Firefox and Greasemonkey

Jul 04, 2007 21:39

I'm a big fan of the Greasemonkey plugin. It's definitely a power-user feature, and a walking security flaw. Greasemonkey, for those not familiar, allows you to run your own custom javascripts on the pages that you visit. This can be very powerful- I've written several that address certain annoyances I might other wise have to deal with- like the crappy color scheme on the new FARK. My own javascript runs and replaces it.

Here's the thing that I noticed though- I can use javascript to add references to other javascript files. For example, I can write a script that tells the page to append new tags. This loads, and executes, the script contained in those files.

I'm not sure what advantage this has. It could be used to make a self-updating Greasemonkey script- by simply changing the files on the server, every user that uses the script would now benefit from it. The obvious downside is that this newly loaded script could be changed on the fly- without the user's consent. It still runs in a sandbox, but I can easily use DOM objects like the IFrame to break out of it and do... well, nasty nasty things.

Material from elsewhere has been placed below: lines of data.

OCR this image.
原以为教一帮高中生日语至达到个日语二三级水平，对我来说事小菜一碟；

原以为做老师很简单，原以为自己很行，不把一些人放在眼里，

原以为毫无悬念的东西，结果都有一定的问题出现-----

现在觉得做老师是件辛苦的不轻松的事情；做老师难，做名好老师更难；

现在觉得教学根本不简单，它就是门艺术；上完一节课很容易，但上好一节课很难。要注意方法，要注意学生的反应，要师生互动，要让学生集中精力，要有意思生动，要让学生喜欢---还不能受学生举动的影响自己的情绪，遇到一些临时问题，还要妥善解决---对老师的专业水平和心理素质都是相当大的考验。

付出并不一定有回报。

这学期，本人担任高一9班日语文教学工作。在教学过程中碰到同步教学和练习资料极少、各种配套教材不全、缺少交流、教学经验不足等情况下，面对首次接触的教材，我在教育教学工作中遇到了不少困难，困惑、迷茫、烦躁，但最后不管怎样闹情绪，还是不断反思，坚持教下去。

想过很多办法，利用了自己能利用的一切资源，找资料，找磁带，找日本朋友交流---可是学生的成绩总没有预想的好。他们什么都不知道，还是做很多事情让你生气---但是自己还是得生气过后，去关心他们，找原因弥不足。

I think though, a sever-side GM script could be really useful for multi-user applications. Perhaps I'll write my client-side loader to do some basic validation and force the user to see the script, or verify a digital signature or something. I'll have to poke around on the GM and Firefox APIs to see if that's feasible.

One use that I'll have even before adding the security is for pushing scripts between home and work- only one script needs to be kept up to date, as opposed to a dozen.